Michael R. Cosby, “Hellenistic Formal Receptions and Paul’s Use of ΑΠΑΝΤΗΣΙΣ in 1 Thessalonians 4:17,” Bulletin for Biblical Research 4 (1994): 15-34, argues against this technical meaning, saying that Paul’s description in this passage lacks many of the elements of Hellenistic receptions as seen in records from ancient papyri: “Instead of being a cipher for understanding what Paul meant through the supposed use of a technical term, they function more as a foil—a loose pattern to play against when describing the coming of the heavenly king” (31). Cosby’s analysis is flawed for multiple reasons, as Robert H. Gundry, “A Brief Note on “Hellenistic Formal Receptions and Paul’s Use of ΑΠΑΝΤΗΣΙΣ in 1 Thessalonians 4:17,”” Bulletin for Biblical Research 6 (1996): 39-41 points out: “Paul’s description of the Parousia in 1 These 4:15-17 comes closer to what we know of Hellentistc formal receptions than Cosby allows” (41). Gundry further states that all the imperial elements that Paul includes in this passage combine to render the connotation of απαντησις that I have set forth in this article.
Additionally, Cosby’s analysis is problematic because, in his survey of relevant ancient texts, he acknowledges a diversity of practices in relation to Hellenistic Formal Receptions, but then conjures up some sort of standard set of practices against which Paul’s description supposedly comes up deficient.
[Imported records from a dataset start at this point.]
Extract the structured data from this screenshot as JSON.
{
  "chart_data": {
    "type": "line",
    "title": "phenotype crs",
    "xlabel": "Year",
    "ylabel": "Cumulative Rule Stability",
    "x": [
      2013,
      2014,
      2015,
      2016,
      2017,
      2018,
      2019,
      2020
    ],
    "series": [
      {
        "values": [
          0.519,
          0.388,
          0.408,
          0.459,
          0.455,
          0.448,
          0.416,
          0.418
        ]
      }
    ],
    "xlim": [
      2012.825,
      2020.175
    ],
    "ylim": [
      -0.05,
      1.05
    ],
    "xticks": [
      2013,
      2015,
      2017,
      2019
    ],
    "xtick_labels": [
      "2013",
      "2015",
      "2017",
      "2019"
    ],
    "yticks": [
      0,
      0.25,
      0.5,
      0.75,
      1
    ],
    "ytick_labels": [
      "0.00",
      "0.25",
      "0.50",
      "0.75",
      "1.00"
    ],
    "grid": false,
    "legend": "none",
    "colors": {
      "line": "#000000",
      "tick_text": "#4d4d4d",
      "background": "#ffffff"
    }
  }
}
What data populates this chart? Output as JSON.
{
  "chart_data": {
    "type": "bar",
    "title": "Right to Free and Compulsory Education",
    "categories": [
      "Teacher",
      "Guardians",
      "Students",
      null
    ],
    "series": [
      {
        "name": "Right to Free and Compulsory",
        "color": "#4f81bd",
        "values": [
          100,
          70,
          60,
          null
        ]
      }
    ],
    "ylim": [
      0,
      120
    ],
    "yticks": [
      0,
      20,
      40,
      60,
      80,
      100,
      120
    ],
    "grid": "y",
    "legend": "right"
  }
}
Finally, the notion that Paul is using the entire imperial imagery as a foil to lampoon imperial power and highlight the superiority of Jesus is surely correct; but such a comparison only makes sense if it is referring to the arrival of a conquering dignitary who is welcomed back to his rightful domain.
More recent commentators like Middleton and Valentine (mentioned above) and Gene L. Green, The Letters to the Thessalonians (Pillar New Testament Commentary; Leicester: Apollos; Grand Rapids: Eerdmans, 2002), 223-26, reject Cosby’s view as well. The scholarly case for the technical meaning of απαντησις as has been suggested here is solid.
A question I was asked when teaching this material is that if this is what the word apantesin means, why do all of our translations use the word “meet”? Why don’t they use something like “welcome” or “escort”? Well, in short, those words don’t really convey the meaning of apantesin, either. Again, this is a specialized technical word that simply doesn’t have a parallel in English. It conveys the meaning of “go out and meet a visiting dignitary, welcome him, and escort him back to your city.” We simply don’t have a word for that. “Meet” doesn’t convey all of that meaning, but it does as good of a job as any other English word we have.
Valentine, “Paul, the Roman Imperial Cult, the Return of King Jesus and “Flying Away” in 1 Thessalonians 4.17”, begins his essay by establishing this same idea, that we must within “Understanding Distance” of 1 Thessalonians.